Dönmezer için Malatya Şehir Mezarlığında cenaze töreni düzenlendi. Öğle namazına mütaakip kılınan cenaze namazına; HÜDAPAR Genel Başkan Vekili İshak Sağlam, Genel Başkan Yardımcıları Hüseyin Yılmaz, Hamdullah Tasalı, Mahmut Şahin, GİK Üyeleri Zekeriya Gezer, Hasan Şahin Parti sözcüsü ve Batman Milletvekili Serkan Ramanlı, Yeşilyurt Belediye Başkanı Prof. Dr. İlhan Geçit, Battalgazi önceki dönem başkanı Osman Güder, siyasi parti temsilcileri, STK temsilcileri, parti üyeleri, yakınları ve çok sayıda vatandaş katıldı.
“İlker başkanımız ‘Benim de istediğim secdede ölümdür’ diyordu. Allah, kendisine nasip etti”
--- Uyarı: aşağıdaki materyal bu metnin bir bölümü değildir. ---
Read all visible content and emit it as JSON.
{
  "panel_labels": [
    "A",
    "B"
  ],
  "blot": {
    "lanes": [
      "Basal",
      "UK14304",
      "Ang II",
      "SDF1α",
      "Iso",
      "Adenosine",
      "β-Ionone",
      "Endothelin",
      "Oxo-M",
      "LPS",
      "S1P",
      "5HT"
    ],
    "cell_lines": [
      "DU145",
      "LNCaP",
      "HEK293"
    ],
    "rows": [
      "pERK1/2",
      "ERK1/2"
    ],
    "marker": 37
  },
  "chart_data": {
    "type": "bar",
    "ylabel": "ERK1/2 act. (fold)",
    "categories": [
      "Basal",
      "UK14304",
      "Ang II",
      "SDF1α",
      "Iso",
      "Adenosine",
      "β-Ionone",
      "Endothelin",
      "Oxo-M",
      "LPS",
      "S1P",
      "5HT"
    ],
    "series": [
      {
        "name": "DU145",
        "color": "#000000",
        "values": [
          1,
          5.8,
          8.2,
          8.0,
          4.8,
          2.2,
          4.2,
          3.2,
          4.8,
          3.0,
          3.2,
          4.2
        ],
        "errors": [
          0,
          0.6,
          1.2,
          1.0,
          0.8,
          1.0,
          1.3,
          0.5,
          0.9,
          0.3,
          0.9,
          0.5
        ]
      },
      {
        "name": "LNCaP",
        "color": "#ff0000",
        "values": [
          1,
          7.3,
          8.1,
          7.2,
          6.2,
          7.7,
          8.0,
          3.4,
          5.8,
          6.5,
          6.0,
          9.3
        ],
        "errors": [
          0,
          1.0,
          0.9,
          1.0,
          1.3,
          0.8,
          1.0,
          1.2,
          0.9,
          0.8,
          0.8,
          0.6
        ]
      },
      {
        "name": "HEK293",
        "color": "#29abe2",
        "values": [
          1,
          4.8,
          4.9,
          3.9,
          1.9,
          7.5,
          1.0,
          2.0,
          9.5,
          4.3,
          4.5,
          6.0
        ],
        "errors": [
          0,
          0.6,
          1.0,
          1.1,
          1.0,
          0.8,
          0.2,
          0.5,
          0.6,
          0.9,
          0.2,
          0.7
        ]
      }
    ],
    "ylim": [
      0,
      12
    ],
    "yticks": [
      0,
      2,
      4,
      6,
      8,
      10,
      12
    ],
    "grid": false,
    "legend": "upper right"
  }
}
Cenaze namazı öncesi bir konuşma yapan Malatya’nın kanaat önderlerinden Mahmut Yayla, “Muhammet İlker kardeşimiz. Allah kendisine gani gani rahmet eylesin. Son 15 senedir onun imanına şahit olduk. Onun çalışmalarına şahit olduk. Onun Gazze ile ilgili olarak, İslam ümmetiyle ilgili olarak, Müslümanlarla ilgili olarak, ümmetin uyanışıyla ilgili olarak ve Müslümanların idareyi ele geçirme adına bir çaba bir gayret içerisinde olduğunu gördük. Kardeşimizin çalışmalarına ve fedakarlığına bizatihi şahitlik ettik. Bu kardeşimiz cesur, Mümin, Müslüman Fedakâr, mert, akıllı, karar alabilen, ümmetten yana karar alabilen bir kardeşimizdi. Peygamber Efendimizin dediği gibi ‘nasıl yaşarsanız öyle ölürsünüz’ Bu kardeşimizin ölümü de yatsı namazını evde kılarken son rekâtın secdesinde ruhunu Rahman’a teslim ediyor. Hem Gazze ile ilgili olarak hem de memleketimizde meydana gelen bazı olaylar neticesinde güzel ölümler anlatıldığında, birçok kardeşimiz de buna şahittir. İlker Başkanımız ‘Benimde istediğim secdede ölümdür’ diyordu. Allah’u Teâlâ secdede ölümü bana nasip edecekse şimdi canımı alsın’ dediğine şahit olduk. Ve bu güzel ölümü onun bir şahitliktir.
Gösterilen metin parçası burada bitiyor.